Björk los reunió a todos en su despacho.

– Después de medio año aparecen de nuevo -dijo Kurt Wallander-. ¿Por qué vuelven a la misma sucursal bancaria? Primero, porque viven por aquí cerca. Segundo, porque lograron un buen botín después de visitar el banco. Pero esta vez no tuvieron suerte. El hombre que estaba delante de ellos en la cola ingresó dinero, no lo retiró. Pero era un hombre mayor como Johannes Lövgren. Tal vez piensan que los hombres mayores con aspecto de granjeros siempre sacan grandes sumas de dinero.

– Checos -dijo Björk-. ¿O búlgaros?

– No necesariamente -contestó Kurt Wallander-. La chica pudo haberse equivocado. Pero puede encajar con la fisonomía.

Vieron la película de vídeo cuatro veces más, decidiendo qué imágenes copiarían y ampliarían.

– Hay que investigar a cada europeo del este que se encuentre en la ciudad y en los alrededores -dijo Björk-. Es desagradable y se interpretará como discriminación indebida. ¡Pero al diablo! En alguna parte tienen que estar, ¿verdad? Hablaré con los jefes de policía de Malmö y Kristianstad para ver qué quieren que hagamos en la provincia.

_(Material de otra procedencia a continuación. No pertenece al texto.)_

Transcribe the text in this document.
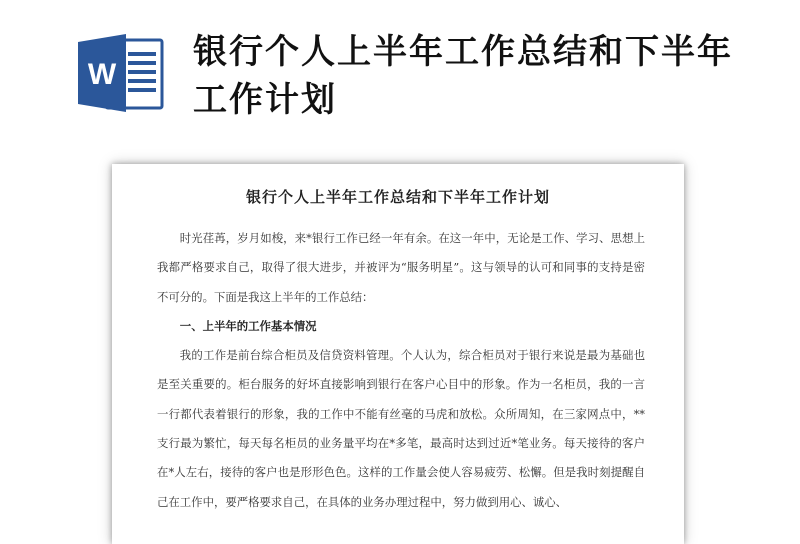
W
银行个人上半年工作总结和下半年工作计划
银行个人上半年工作总结和下半年工作计划

时光荏苒，岁月如梭，来*银行工作已经一年有余。在这一年中，无论是工作、学习、思想上我都严格要求自己，取得了很大进步，并被评为“服务明星”。这与领导的认可和同事的支持是密不可分的。下面是我这上半年的工作总结：

一、上半年的工作基本情况

我的工作是前台综合柜员及信贷资料管理。个人认为，综合柜员对于银行来说是最为基础也是至关重要的。柜台服务的好坏直接影响到银行在客户心目中的形象。作为一名柜员，我的一言一行都代表着银行的形象，我的工作中不能有丝毫的马虎和放松。众所周知，在三家网点中，**支行最为繁忙，每天每名柜员的业务量平均在*多笔，最高时达到过近*笔业务。每天接待的客户在*人左右，接待的客户也是形形色色。这样的工作量会使人容易疲劳、松懈。但是我时刻提醒自己在工作中，要严格要求自己，在具体的业务办理过程中，努力做到用心、诚心、
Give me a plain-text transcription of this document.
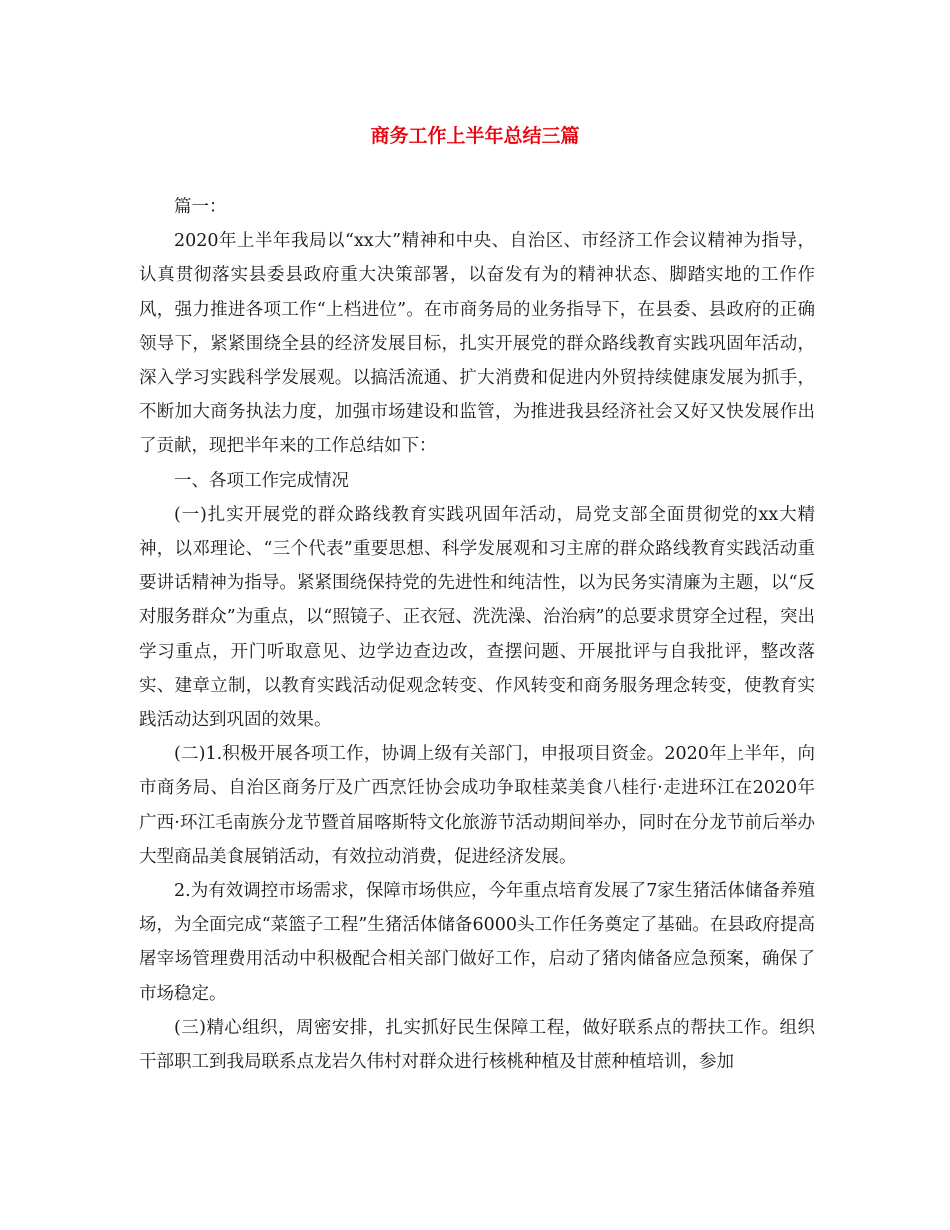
商务工作上半年总结三篇

篇一：

2020年上半年我局以“xx大”精神和中央、自治区、市经济工作会议精神为指导，认真贯彻落实县委县政府重大决策部署，以奋发有为的精神状态、脚踏实地的工作作风，强力推进各项工作“上档进位”。在市商务局的业务指导下，在县委、县政府的正确领导下，紧紧围绕全县的经济发展目标，扎实开展党的群众路线教育实践巩固年活动，深入学习实践科学发展观。以搞活流通、扩大消费和促进内外贸持续健康发展为抓手，不断加大商务执法力度，加强市场建设和监管，为推进我县经济社会又好又快发展作出了贡献，现把半年来的工作总结如下：

一、各项工作完成情况

(一)扎实开展党的群众路线教育实践巩固年活动，局党支部全面贯彻党的xx大精神，以邓理论、“三个代表”重要思想、科学发展观和习主席的群众路线教育实践活动重要讲话精神为指导。紧紧围绕保持党的先进性和纯洁性，以为民务实清廉为主题，以“反对服务群众”为重点，以“照镜子、正衣冠、洗洗澡、治治病”的总要求贯穿全过程，突出学习重点，开门听取意见、边学边查边改，查摆问题、开展批评与自我批评，整改落实、建章立制，以教育实践活动促观念转变、作风转变和商务服务理念转变，使教育实践活动达到巩固的效果。

(二)1.积极开展各项工作，协调上级有关部门，申报项目资金。2020年上半年，向市商务局、自治区商务厅及广西烹饪协会成功争取桂菜美食八桂行·走进环江在2020年广西·环江毛南族分龙节暨首届喀斯特文化旅游节活动期间举办，同时在分龙节前后举办大型商品美食展销活动，有效拉动消费，促进经济发展。

2.为有效调控市场需求，保障市场供应，今年重点培育发展了7家生猪活体储备养殖场，为全面完成“菜篮子工程”生猪活体储备6000头工作任务奠定了基础。在县政府提高屠宰场管理费用活动中积极配合相关部门做好工作，启动了猪肉储备应急预案，确保了市场稳定。

(三)精心组织，周密安排，扎实抓好民生保障工程，做好联系点的帮扶工作。组织干部职工到我局联系点龙岩久伟村对群众进行核桃种植及甘蔗种植培训，参加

– Que todas las patrullas vean el vídeo -dijo Hanson-. Puede que aparezcan por las calles.

Kurt Wallander recordó la carnicería.

– Después de lo que hicieron en Lenarp, hay que considerarlos peligrosos -dijo.

– Si fueron ellos -señaló Björk-. Todavía no lo sabemos.

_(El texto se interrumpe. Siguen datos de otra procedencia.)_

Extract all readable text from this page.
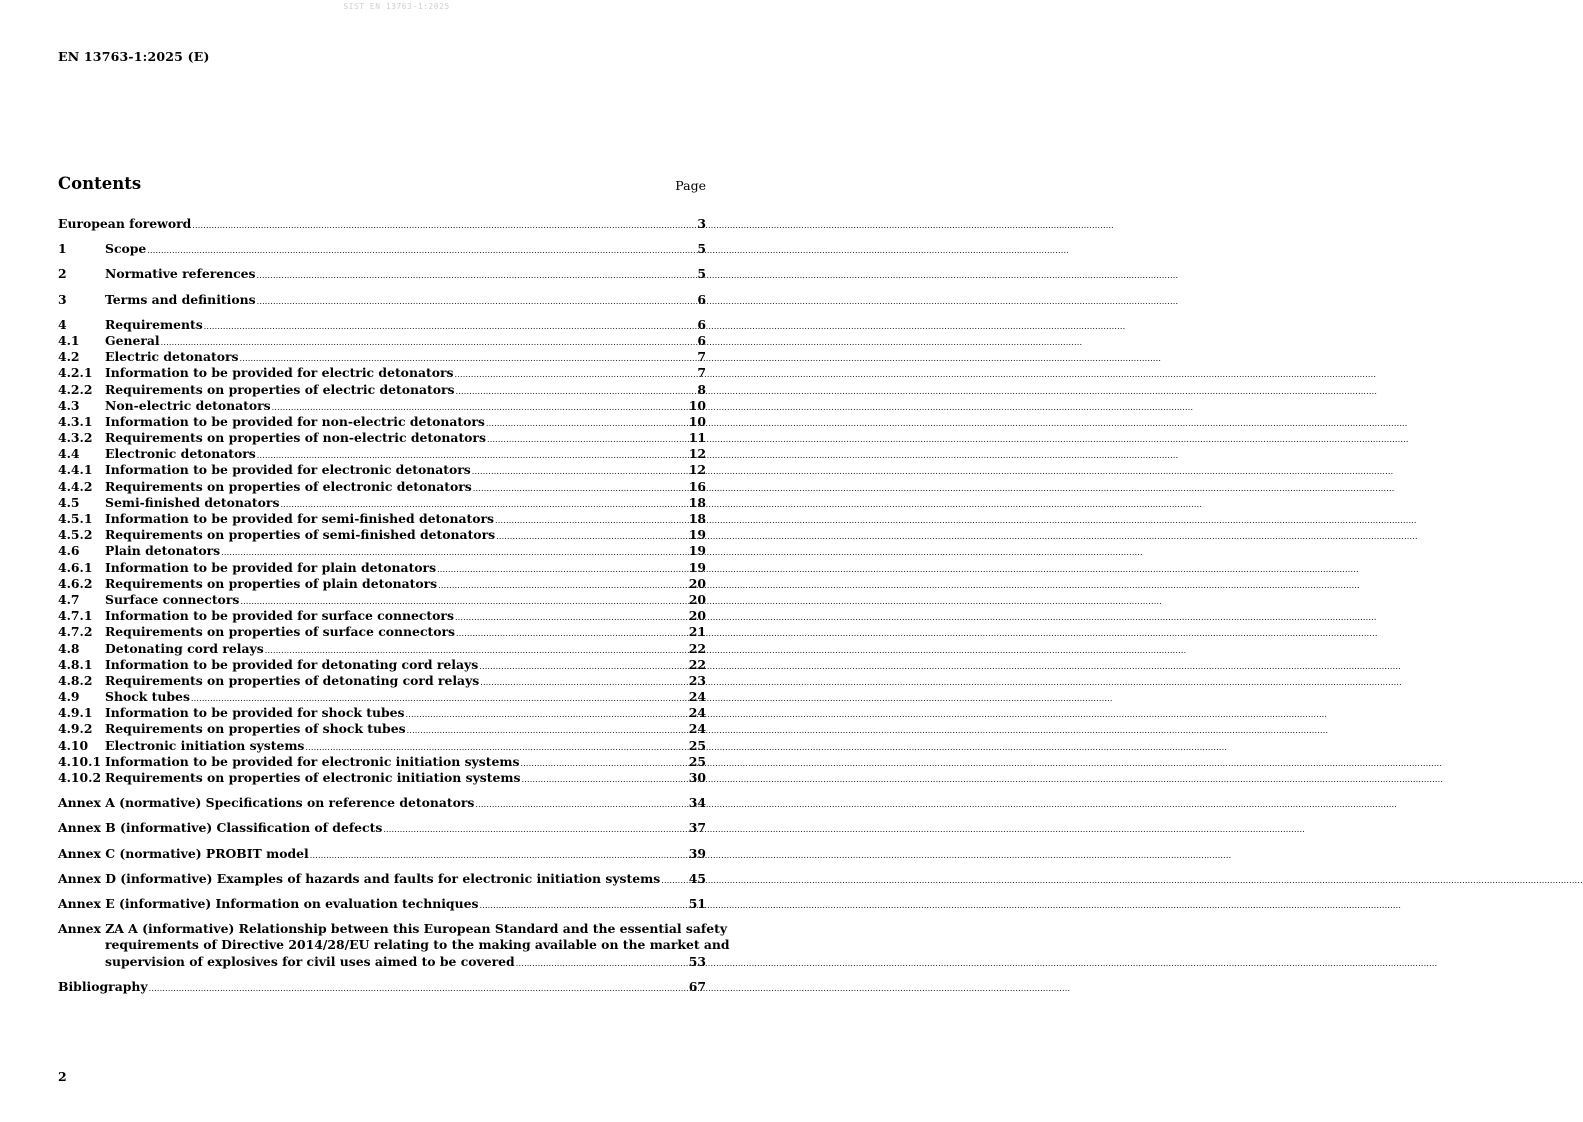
SIST EN 13763-1:2025
EN 13763-1:2025 (E)
Contents	Page
European foreword .....	3
1	Scope .....	5
2	Normative references .....	5
3	Terms and definitions .....	6
4	Requirements .....	6
4.1	General .....	6
4.2	Electric detonators .....	7
4.2.1	Information to be provided for electric detonators .....	7
4.2.2	Requirements on properties of electric detonators .....	8
4.3	Non-electric detonators .....	10
4.3.1	Information to be provided for non-electric detonators .....	10
4.3.2	Requirements on properties of non-electric detonators .....	11
4.4	Electronic detonators .....	12
4.4.1	Information to be provided for electronic detonators .....	12
4.4.2	Requirements on properties of electronic detonators .....	16
4.5	Semi-finished detonators .....	18
4.5.1	Information to be provided for semi-finished detonators .....	18
4.5.2	Requirements on properties of semi-finished detonators .....	19
4.6	Plain detonators .....	19
4.6.1	Information to be provided for plain detonators .....	19
4.6.2	Requirements on properties of plain detonators .....	20
4.7	Surface connectors .....	20
4.7.1	Information to be provided for surface connectors .....	20
4.7.2	Requirements on properties of surface connectors .....	21
4.8	Detonating cord relays .....	22
4.8.1	Information to be provided for detonating cord relays .....	22
4.8.2	Requirements on properties of detonating cord relays .....	23
4.9	Shock tubes .....	24
4.9.1	Information to be provided for shock tubes .....	24
4.9.2	Requirements on properties of shock tubes .....	24
4.10	Electronic initiation systems .....	25
4.10.1 Information to be provided for electronic initiation systems .....	25
4.10.2 Requirements on properties of electronic initiation systems .....	30
Annex A (normative) Specifications on reference detonators .....	34
Annex B (informative) Classification of defects .....	37
Annex C (normative) PROBIT model .....	39
Annex D (informative) Examples of hazards and faults for electronic initiation systems ..... 45
Annex E (informative) Information on evaluation techniques .....	51
Annex ZA A (informative) Relationship between this European Standard and the essential safety
requirements of Directive 2014/28/EU relating to the making available on the market and
supervision of explosives for civil uses aimed to be covered .....	53
Bibliography .....	67
2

– Es verdad -reconoció Kurt Wallander-. Pero de igual manera…

– Ahora vamos a por todas -dijo Björk-. Kurt se encarga y delega según su propio criterio. Todo lo que no se tenga que hacer inmediatamente se deja aparte. Llamaré a la fiscal, así se pondrá contenta de que ocurra algo.

Pero nada ocurrió.

A pesar de los masivos despliegues policiales y de lo pequeña que es la ciudad, los dos hombres habían desaparecido. El martes y el miércoles transcurrieron sin resultado alguno. Los dos jefes de policía de la provincia dieron el visto bueno para reforzar la dotación policial en ambas regiones. Copiaron y distribuyeron la película de vídeo. Kurt Wallander dudó hasta el último momento en dar las fotos a la prensa o no. Temía que los hombres se hiciesen más invisibles si se los buscaba abiertamente. Pidió consejo a Rydberg, que no estaba de acuerdo con él.

– A los zorros hay que sacarlos de la madriguera -sentenció-. Espera un par de días. Pero luego suelta las fotos. Estuvo contemplando un largo rato las copias que le llevó Wallander.

– No existe lo que llamamos la cara del asesino -dijo-. Uno se imagina algo, un perfil, el tipo de pelo, la posición de los dientes. Pero nunca encaja.

El viento soplaba sin cesar en Escania aquel martes 24 de julio. Nubes rotas se perseguían sobre el cielo y las ráfagas de viento tenían la fuerza de una tormenta. Al amanecer, Kurt Wallander permaneció largo rato en la cama escuchando el viento antes de levantarse. Cuando se pesó en el cuarto de baño, vio que había perdido otro kilo. Eso le dio tanto ánimo que cuando aparcó en su sitio de la comisaría no notó el malestar que últimamente le había agobiado.